The court determines the jail time you get once you are sentenced. This is not haphazardly done. Instead, it follows guidelines that are set by the law. In a number of cases, the law stipulates the minimum mandatory sentence when it comes to jail time. If you are found guilty of such an offence, then your sentence would be upwards of the set duration and not any less.
It is important to familiarize yourself with the prescribed jail term punishments for whichever crime you, your friend or family member is accused of. This will help you stay informed on whether or not the punishment is fair after the sentence is administered. If the sentence is too harsh, then you can consider appealing the decision.
Factors Used in Jail Time Determination
The law does not always stipulate minimum or maximum sentences in jail time.
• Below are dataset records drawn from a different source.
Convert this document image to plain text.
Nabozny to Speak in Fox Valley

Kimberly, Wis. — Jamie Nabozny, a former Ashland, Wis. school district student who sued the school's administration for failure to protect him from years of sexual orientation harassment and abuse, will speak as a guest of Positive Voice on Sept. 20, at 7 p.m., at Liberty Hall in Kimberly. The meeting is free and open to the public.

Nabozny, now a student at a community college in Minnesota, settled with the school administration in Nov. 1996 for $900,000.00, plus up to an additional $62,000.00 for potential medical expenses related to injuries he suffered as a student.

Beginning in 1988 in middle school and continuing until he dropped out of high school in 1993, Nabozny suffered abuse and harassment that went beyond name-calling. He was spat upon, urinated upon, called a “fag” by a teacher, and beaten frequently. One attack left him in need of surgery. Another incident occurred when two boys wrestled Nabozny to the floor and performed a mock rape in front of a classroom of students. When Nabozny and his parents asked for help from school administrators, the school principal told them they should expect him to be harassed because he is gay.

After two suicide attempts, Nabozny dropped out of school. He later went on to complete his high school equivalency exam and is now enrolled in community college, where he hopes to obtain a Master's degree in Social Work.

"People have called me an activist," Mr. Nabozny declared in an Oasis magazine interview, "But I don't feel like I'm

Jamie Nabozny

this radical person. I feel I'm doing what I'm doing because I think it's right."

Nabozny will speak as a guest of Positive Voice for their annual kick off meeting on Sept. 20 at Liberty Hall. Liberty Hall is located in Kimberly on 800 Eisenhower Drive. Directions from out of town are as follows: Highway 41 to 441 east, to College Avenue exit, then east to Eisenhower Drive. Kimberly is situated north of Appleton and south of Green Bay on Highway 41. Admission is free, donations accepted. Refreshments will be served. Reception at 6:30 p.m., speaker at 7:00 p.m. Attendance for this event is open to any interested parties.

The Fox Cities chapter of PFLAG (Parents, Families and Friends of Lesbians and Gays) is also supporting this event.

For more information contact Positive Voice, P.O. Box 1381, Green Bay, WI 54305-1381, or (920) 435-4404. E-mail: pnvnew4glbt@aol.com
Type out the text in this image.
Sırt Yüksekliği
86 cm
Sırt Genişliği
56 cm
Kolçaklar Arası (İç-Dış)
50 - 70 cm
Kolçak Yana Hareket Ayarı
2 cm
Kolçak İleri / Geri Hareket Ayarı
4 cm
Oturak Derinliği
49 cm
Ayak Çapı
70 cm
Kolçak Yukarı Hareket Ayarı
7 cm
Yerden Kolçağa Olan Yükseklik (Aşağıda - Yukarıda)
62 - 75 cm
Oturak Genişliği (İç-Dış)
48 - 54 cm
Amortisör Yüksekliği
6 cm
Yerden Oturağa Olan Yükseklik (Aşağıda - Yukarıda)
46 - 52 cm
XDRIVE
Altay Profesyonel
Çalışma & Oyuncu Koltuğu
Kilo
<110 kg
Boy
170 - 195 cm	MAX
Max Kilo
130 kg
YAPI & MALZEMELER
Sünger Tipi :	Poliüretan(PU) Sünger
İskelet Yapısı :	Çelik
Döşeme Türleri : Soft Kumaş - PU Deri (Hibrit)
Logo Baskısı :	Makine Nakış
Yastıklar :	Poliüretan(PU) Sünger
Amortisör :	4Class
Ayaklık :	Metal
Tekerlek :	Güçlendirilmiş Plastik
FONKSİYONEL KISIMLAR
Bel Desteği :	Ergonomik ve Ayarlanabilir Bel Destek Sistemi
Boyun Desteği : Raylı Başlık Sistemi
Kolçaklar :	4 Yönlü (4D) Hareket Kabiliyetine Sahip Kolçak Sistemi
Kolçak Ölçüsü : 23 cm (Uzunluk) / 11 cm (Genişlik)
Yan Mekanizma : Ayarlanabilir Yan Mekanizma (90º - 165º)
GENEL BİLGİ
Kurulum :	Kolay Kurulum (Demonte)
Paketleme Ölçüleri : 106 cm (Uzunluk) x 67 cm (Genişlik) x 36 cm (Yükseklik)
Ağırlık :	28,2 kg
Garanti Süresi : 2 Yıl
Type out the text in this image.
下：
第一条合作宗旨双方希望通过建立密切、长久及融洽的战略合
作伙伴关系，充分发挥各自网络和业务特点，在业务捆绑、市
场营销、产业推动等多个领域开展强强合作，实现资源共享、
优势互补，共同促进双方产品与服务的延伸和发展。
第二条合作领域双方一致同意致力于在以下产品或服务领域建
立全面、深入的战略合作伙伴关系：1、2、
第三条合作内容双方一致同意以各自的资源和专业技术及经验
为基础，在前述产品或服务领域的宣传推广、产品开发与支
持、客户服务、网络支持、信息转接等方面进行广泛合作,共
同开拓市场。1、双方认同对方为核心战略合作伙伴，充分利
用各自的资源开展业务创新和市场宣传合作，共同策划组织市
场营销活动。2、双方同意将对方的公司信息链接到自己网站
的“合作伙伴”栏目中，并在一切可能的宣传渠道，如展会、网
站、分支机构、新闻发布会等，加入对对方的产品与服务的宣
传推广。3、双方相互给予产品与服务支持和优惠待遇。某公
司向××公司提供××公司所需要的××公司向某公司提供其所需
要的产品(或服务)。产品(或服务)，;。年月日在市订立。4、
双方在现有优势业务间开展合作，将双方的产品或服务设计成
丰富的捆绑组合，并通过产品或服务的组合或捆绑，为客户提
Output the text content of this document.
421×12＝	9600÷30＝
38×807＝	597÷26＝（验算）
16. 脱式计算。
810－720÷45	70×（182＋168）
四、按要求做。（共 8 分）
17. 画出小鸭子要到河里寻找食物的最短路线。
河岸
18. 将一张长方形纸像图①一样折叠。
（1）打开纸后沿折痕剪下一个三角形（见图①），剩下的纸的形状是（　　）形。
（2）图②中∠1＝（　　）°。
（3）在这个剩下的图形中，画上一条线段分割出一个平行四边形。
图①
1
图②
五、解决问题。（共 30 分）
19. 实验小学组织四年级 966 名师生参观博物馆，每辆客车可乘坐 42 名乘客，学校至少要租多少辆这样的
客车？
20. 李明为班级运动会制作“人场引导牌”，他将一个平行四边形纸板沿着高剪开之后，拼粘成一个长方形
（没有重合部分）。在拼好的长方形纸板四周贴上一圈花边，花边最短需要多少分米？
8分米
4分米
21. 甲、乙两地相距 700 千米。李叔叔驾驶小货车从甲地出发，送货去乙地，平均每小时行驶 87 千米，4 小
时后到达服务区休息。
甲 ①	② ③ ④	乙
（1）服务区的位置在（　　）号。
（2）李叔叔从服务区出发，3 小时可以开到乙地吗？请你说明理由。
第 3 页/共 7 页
This is primarily because all crimes are not the same. In some situations, there are special factors and variations to consider. In this case, the judge will consider a number of factors in determining jail time. These include:
- The accused and their criminal history. If they have not had any priors, then the fewer the jail time they are likely get
- The mental state of the accused. They might end up in a psychiatric facility as opposed to a jail for the prescribed period
- The severity of the crime
- Whether the accused was the primary actor in committing the crime or whether they were just an accomplice
All these inform the judge’s decision. These determinants can fall into one of two categories: a mitigating or an aggravating condition. Any determinant that falls in the former will play a role in reducing the number of years one is sentenced to jail. The determinants that fall in the latter, however, ensure that the accused gets more years in jail.